When I was very young my parents used to make spaghetti and clams for my brothers and me. At some point, we revolted and stopped eating them. Same with my own children; they ate it when they were young, but then came of an age when they turned their noses up at it.

Spaghetti with clams is undoubtedly better if you have fresh clams. This dish is still excellent if you only have canned clams. Since most people don’t have access to fresh clams, I give the recipe here using canned. If you do get fresh clams, the recipe is similar; after sautéing the garlic for a minute or so, throw scrubbed clams in the pot along with a bottle of clam juice (or a can or two of clams with their liquid) and wine. Then put a lid on until the clams open up and add the other ingredients. Either way – fresh or canned – spaghetti with clams makes a quick weeknight dinner that is ready in about as much time as it takes to boil a pot of pasta.

 

serves 2, 15 minutes

 

½ lb. spaghetti

1 Tbsp. olive oil

2 cloves garlic, minced or crushed

½ tsp. dried oregano

3 cans (6.5 oz.) chopped or minced clams, with liquid

⅓ cup dry white wine

1 tsp. hot sauce (such as Tabasco)

juice of 1 lemon

chopped flat-leaf parsley as garnish

grated Parmesan or Pecorino Romano cheese for serving

crusty bread for dipping

 

  1. Cook pasta according to package directions and drain when done.
  2. After you place pasta in the water, add olive oil to a 10-inch skillet and heat over a medium heat.

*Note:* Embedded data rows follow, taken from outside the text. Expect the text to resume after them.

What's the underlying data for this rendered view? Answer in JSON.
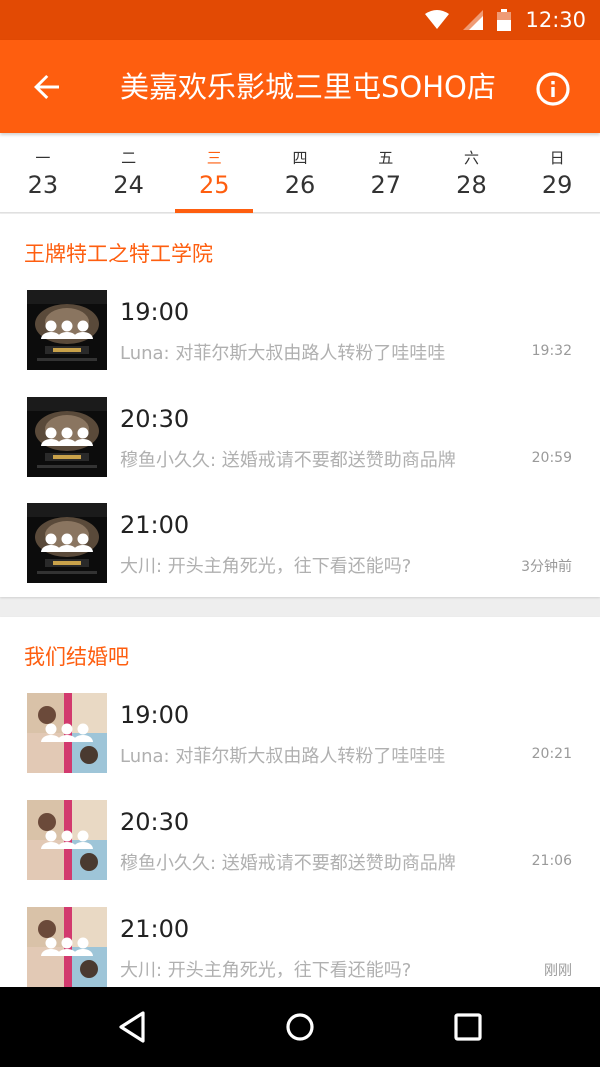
{
  "status_bar": {
    "time": "12:30",
    "icons": [
      "wifi-icon",
      "cell-signal-icon",
      "battery-icon"
    ]
  },
  "app_bar": {
    "title": "美嘉欢乐影城三里屯SOHO店",
    "back_icon": "arrow-back-icon",
    "info_icon": "info-icon"
  },
  "date_tabs": [
    {
      "dow": "一",
      "day": "23",
      "active": false
    },
    {
      "dow": "二",
      "day": "24",
      "active": false
    },
    {
      "dow": "三",
      "day": "25",
      "active": true
    },
    {
      "dow": "四",
      "day": "26",
      "active": false
    },
    {
      "dow": "五",
      "day": "27",
      "active": false
    },
    {
      "dow": "六",
      "day": "28",
      "active": false
    },
    {
      "dow": "日",
      "day": "29",
      "active": false
    }
  ],
  "movies": [
    {
      "title": "王牌特工之特工学院",
      "showtimes": [
        {
          "time": "19:00",
          "comment": "Luna: 对菲尔斯大叔由路人转粉了哇哇哇",
          "stamp": "19:32"
        },
        {
          "time": "20:30",
          "comment": "穆鱼小久久: 送婚戒请不要都送赞助商品牌",
          "stamp": "20:59"
        },
        {
          "time": "21:00",
          "comment": "大川: 开头主角死光，往下看还能吗?",
          "stamp": "3分钟前"
        }
      ]
    },
    {
      "title": "我们结婚吧",
      "showtimes": [
        {
          "time": "19:00",
          "comment": "Luna: 对菲尔斯大叔由路人转粉了哇哇哇",
          "stamp": "20:21"
        },
        {
          "time": "20:30",
          "comment": "穆鱼小久久: 送婚戒请不要都送赞助商品牌",
          "stamp": "21:06"
        },
        {
          "time": "21:00",
          "comment": "大川: 开头主角死光，往下看还能吗?",
          "stamp": "刚刚"
        }
      ]
    }
  ],
  "nav_bar": {
    "icons": [
      "nav-back-icon",
      "nav-home-icon",
      "nav-recents-icon"
    ]
  },
  "colors": {
    "accent": "#fe5e0f",
    "status_bar": "#e24a04"
  }
}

Add garlic and oregano, stir, and sauté for about a minute. Do not let garlic brown.
  3. Add clams, along with their juice to the skillet. Allow it to come to a simmer and cook for about two minutes.
  4. Stir in white wine and allow it to cook for a few minutes until the sauce thickens slightly.
  5. Add hot sauce and stir in. Turn heat to low and keep warm until pasta is finished cooking.
  6. Immediately before serving stir in lemon juice.
  7. Add drained pasta to sauce in the skillet and toss to coat. Serve hot.
  8. Garnish with parsley. Pass around fresh cheese to be grated over the hot pasta. Serve with crusty bread to sop up all the juice.